I wonder if you thought it accidental that when Jordan and the Swiss banker first meet, they are identically framed from mirrored angles with the banker’s back to an office aquarium and Jordan’s back to the ocean? Did you figure the fixed aquatic framing of Jordan eyeing the banker’s exotic fish adoringly for random b-roll? What about his shit-eating admiration for Donnie’s swallowing of the gold fish? What about his exasperation at his colleagues for their lack of familiarity with Moby Dick? What about his crystalline point of view of the cannonball pool splash that drapes Naomi like some kind of mermaid when first they meet or the distance his flat, wakeless pool intimates when he reveals his ankle bracelet to Donnie as his wife paces, dry-docked in the background? Is it by coincidence that the Swiss banker ends up with an interchangeable, objectified blonde who is shown giving herself over to him, not only freely but in bed, the very same setting in which we first met Jordan’s wife and last saw her submit to being taken against her will? Does it even need to be mentioned that Naomi’s bedroom introduction occurs in a God’s eye view, a shot Scorsese practically has a patent on and is almost always associated with retribution?
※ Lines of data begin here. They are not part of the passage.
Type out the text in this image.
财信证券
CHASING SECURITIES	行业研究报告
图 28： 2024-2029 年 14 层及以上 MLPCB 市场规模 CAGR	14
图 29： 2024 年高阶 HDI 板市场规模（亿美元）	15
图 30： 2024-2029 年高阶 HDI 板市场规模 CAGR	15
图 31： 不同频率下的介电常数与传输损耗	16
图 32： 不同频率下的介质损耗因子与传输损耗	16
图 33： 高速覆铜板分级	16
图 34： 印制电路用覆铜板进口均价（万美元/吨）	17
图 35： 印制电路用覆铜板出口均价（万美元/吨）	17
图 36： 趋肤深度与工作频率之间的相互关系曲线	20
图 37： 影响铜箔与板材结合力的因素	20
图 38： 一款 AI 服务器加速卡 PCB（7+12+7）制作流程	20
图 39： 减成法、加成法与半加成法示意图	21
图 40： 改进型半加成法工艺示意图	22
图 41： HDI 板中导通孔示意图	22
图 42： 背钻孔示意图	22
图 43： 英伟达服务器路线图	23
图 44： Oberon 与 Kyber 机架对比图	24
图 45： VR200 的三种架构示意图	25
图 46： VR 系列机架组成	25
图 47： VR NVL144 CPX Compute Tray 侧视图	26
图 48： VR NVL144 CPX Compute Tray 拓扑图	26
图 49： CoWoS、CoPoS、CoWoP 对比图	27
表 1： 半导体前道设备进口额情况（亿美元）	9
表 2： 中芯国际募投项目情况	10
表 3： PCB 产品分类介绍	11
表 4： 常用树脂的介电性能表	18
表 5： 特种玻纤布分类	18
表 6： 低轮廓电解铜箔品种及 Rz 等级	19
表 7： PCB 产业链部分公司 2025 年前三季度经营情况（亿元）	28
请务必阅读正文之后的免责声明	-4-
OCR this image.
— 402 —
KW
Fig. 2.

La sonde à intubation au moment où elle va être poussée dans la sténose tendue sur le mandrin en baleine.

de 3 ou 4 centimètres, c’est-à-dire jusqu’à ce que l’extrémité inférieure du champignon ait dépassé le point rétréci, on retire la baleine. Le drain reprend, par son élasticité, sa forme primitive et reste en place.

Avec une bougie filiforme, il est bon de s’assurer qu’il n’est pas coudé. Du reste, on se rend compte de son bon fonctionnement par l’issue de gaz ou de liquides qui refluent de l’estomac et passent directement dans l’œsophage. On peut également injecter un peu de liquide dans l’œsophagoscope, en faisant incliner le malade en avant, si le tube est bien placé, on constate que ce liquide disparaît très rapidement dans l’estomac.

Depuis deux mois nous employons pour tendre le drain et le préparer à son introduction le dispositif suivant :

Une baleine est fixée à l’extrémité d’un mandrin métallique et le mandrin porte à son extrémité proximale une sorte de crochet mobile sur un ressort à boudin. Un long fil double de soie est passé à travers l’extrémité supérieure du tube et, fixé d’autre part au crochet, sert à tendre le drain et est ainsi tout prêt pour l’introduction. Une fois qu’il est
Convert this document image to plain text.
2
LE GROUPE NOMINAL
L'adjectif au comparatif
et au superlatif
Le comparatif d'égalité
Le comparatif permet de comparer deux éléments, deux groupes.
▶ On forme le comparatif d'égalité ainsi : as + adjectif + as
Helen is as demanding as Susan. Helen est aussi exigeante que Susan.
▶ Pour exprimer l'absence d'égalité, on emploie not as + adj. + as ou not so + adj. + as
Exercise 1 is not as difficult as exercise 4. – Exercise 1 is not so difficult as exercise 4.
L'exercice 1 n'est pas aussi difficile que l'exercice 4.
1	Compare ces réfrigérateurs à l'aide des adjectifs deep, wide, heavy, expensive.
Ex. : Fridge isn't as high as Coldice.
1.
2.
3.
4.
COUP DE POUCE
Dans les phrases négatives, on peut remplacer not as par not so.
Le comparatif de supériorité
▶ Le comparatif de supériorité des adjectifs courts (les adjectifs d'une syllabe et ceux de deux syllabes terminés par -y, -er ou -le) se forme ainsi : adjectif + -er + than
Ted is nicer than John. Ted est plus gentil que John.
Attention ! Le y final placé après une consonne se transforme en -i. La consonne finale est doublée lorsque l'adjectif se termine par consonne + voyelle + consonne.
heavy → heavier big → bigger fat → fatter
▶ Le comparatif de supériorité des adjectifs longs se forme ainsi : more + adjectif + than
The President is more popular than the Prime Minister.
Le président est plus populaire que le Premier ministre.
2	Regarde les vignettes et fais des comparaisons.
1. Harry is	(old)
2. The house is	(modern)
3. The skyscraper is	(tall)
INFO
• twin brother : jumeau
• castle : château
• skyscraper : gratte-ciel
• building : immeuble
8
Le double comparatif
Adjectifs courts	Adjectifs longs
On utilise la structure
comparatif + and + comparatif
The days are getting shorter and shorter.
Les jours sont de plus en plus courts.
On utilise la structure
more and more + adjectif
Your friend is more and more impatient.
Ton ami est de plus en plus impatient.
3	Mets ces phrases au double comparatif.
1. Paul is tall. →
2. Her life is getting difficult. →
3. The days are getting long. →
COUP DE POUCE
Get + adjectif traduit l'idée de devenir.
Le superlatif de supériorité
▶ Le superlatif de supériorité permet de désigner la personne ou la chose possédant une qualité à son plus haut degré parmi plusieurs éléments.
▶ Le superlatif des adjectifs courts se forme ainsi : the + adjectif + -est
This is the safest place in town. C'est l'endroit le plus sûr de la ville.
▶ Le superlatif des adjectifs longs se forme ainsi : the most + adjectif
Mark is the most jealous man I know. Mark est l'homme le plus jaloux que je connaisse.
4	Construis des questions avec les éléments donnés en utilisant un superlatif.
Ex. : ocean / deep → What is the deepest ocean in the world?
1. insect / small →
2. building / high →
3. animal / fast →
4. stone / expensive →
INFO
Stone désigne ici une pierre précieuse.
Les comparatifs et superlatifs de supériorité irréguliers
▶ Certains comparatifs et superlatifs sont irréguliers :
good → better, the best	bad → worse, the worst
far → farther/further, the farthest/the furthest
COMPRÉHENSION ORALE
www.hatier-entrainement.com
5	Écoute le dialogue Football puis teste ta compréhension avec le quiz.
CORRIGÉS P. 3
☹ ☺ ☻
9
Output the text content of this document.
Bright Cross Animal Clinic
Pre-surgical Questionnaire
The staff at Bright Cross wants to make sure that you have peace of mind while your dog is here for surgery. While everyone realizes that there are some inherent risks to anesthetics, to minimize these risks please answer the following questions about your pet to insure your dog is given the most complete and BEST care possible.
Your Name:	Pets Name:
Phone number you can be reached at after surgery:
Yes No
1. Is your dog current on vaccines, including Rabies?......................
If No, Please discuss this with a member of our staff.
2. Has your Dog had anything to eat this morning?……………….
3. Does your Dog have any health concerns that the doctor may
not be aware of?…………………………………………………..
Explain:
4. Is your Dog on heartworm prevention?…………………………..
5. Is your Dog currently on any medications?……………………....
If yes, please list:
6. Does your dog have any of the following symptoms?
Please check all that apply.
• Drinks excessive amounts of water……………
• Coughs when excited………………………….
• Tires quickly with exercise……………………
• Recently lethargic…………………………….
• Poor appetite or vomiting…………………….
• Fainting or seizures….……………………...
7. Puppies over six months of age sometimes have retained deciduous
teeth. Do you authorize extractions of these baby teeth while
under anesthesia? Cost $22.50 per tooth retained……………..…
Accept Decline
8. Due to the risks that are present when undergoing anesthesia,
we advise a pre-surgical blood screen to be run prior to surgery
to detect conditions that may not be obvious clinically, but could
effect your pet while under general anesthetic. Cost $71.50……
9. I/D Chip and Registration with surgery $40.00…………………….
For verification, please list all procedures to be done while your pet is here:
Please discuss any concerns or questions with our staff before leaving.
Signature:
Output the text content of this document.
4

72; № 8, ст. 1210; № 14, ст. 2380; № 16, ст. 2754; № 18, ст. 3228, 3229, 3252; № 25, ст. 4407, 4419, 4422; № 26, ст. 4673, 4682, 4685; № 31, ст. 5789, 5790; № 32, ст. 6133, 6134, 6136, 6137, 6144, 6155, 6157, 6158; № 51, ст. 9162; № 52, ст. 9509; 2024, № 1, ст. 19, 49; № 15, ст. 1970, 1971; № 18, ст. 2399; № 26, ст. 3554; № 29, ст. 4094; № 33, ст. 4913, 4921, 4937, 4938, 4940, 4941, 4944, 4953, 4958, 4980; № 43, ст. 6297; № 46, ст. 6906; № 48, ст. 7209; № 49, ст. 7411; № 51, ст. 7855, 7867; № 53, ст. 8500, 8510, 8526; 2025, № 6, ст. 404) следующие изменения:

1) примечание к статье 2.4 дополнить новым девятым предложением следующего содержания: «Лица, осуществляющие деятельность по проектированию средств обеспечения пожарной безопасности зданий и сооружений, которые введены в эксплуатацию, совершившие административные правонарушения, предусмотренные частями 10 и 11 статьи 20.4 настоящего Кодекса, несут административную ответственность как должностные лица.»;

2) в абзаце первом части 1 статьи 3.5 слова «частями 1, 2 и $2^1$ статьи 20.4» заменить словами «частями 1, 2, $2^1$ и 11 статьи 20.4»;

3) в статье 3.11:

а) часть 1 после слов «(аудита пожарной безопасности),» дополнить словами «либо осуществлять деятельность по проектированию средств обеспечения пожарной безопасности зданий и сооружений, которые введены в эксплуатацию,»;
Disabuse yourselves of any notion of the haphazard. None of this is coincidence. These decisions are not arbitrary. They are the considered associations of a deeper mind and heart than your own, meditating in close collaboration with an unparalleled phalanx of consummate craftsmen. And yes, even the appearance of Steve Urkel in a hot air balloon is no accident. Never mind that the scene in question concerns an average working man’s fear of heights. Never mind that Urkel says, “One pull for up. Two for down!” suggesting that when you’re full of hot air it takes less effort to rise than fall. All you really need to know is that the show is called “Family Matters”.